The other day I was having the regular meeting with my advisors to discuss a paper, and there were two theorems involving the tail bound that I found very intriguing. What’s interesting about them is that it’s likely that one would derive a similar but fallacious conclusions, which I name ‘false friend’ (amigo falso, a Spanish word), if the subtle difference is not understood. The context is a bit complicated so I will simplify the notations and just focus on the logics.

🔖 Case 1

Let \(X\) be a random variable and \(\theta\) is a parameter in the parameter space \(\Theta\). \(f(X,\theta)\) is a function of \(X\) and \(\theta\), and \(\epsilon\) is a value greater than \(0\).

The question is that if we want to prove \(P(|f(X,\theta)|\geq \epsilon)\rightarrow 0\) for any \(\theta\in\Theta\), which one of the sufficient conditions below should be established?

1. \( P(\underset{\theta}{\max}|f(X,\theta)|\geq \epsilon)\rightarrow 0\)
2. \(P(|f(X,\theta)|\geq \epsilon)\rightarrow 0\)

The answer is the first one. The second condition looks reasonable at first glance, however, the notation \(\theta\) is misleading. If we change it to \(\theta_1\), one may notice what the issue is.

Recall that the objective is to prove \(P(|f(X,\theta)|\geq \epsilon)\rightarrow 0\) for any \(\theta\in\Theta\). \(P(|f(X,\theta_1)|\geq \epsilon)\rightarrow 0\) does NOT imply \(P(|f(X,\theta_2)|\geq \epsilon)\rightarrow 0\), therefore the second condition cannot deduce the conclusion of interest.

🔖 Case 2

Let \(X_{ij}\) be independent random variables with mean \(\mu_{ij}=0\). Given the condition that \(P(|X_{ij}|\geq\epsilon)\rightarrow 0\), which one of the following conclusions is correct?

1. \(P(\underset{0\leq u_{i}, v_{j} \leq 1}{\max}|\sum_{i=1}^m\sum_{j=1}^nX_{ij}u_iv_j|\geq\epsilon)\rightarrow 0\)
2. \(P(\underset{0\leq t_{ij} \leq 1}{\max}|\sum_{i=1}^m\sum_{j=1}^nX_{ij}t_{ij}|\geq\epsilon)\rightarrow 0\)

The answer is the first one.

Let’s first demonstrate the incorrectness of the second conclusion using a counterexample.

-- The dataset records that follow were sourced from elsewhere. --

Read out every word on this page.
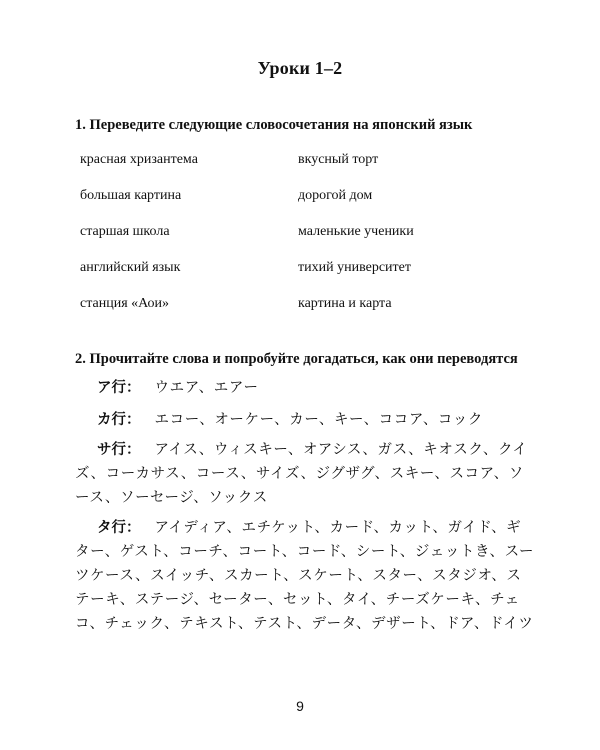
Уроки 1–2
1. Переведите следующие словосочетания на японский язык
красная хризантема	вкусный торт
большая картина	дорогой дом
старшая школа	маленькие ученики
английский язык	тихий университет
станция «Аои»	картина и карта
2. Прочитайте слова и попробуйте догадаться, как они переводятся
ア行： ウエア、エアー
カ行： エコー、オーケー、カー、キー、ココア、コック
サ行： アイス、ウィスキー、オアシス、ガス、キオスク、クイズ、コーカサス、コース、サイズ、ジグザグ、スキー、スコア、ソース、ソーセージ、ソックス
タ行： アイディア、エチケット、カード、カット、ガイド、ギター、ゲスト、コーチ、コート、コード、シート、ジェットき、スーツケース、スイッチ、スカート、スケート、スター、スタジオ、ステーキ、ステージ、セーター、セット、タイ、チーズケーキ、チェコ、チェック、テキスト、テスト、データ、デザート、ドア、ドイツ
9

Assign \(t_{ij}=1\) if \(X_{ij}>0\) and \(t_{ij}=0\) otherwise, then \(|\sum_{i=1}^m\sum_{j=1}^nX_{ij}t_{ij}|\) is always greater than \(0\), therefore the second conclusion does not hold.

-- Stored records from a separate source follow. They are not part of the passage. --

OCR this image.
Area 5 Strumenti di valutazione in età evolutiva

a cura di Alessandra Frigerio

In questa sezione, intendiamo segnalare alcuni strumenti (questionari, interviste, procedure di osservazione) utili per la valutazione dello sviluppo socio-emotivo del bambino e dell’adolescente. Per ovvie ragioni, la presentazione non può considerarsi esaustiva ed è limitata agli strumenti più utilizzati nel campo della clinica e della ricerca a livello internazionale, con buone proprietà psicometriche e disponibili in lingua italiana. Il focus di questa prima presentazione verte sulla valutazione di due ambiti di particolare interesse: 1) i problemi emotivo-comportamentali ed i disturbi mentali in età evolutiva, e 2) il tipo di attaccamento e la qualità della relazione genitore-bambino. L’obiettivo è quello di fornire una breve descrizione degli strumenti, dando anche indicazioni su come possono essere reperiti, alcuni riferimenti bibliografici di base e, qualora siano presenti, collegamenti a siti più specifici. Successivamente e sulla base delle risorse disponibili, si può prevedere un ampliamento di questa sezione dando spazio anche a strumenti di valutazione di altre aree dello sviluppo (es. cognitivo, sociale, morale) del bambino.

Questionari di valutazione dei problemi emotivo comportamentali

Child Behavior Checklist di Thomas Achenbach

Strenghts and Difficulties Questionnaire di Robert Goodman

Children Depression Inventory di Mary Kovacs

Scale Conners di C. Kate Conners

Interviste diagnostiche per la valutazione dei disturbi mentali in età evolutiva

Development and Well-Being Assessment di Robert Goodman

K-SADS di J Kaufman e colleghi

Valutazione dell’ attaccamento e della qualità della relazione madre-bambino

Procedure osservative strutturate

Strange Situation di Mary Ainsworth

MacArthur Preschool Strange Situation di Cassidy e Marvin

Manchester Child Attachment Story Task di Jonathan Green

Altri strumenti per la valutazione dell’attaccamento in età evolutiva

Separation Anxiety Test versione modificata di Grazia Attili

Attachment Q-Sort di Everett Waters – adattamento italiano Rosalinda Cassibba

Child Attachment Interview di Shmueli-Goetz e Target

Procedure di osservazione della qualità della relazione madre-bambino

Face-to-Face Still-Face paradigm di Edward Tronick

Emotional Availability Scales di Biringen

Naturally one may ask that does the first conclusion still hold if we employ the same argument above? The answer is yes, but how come? Well, the key point resides in a concept similar to the ‘degree of freedom’.

In the second statement, the number of \(t_{ij}\) matches the number of \(X_{ij}\), which is \(mn\). Hence each \(X_{ij}\) is controlled by a \(t_{ij}\) and we can take the positive \(X_{ij}\) into the summation while ignoring the the negative \(X_{ij}\), which makes the summation always greater than \(0\).

However, in the first statement, the \(u_i\) and \(v_j\) can only control \(m+n\) of \(X_{ij}\), and their summation value will be offset by the summation of the rest \(mn-m-n\) of \(X_{ij}\), therefore \(|\sum_{i=1}^m\sum_{j=1}^nX_{ij}u_iv_j|\) will go to zero as \(m,n\) go to infinity, the first conclusion holds.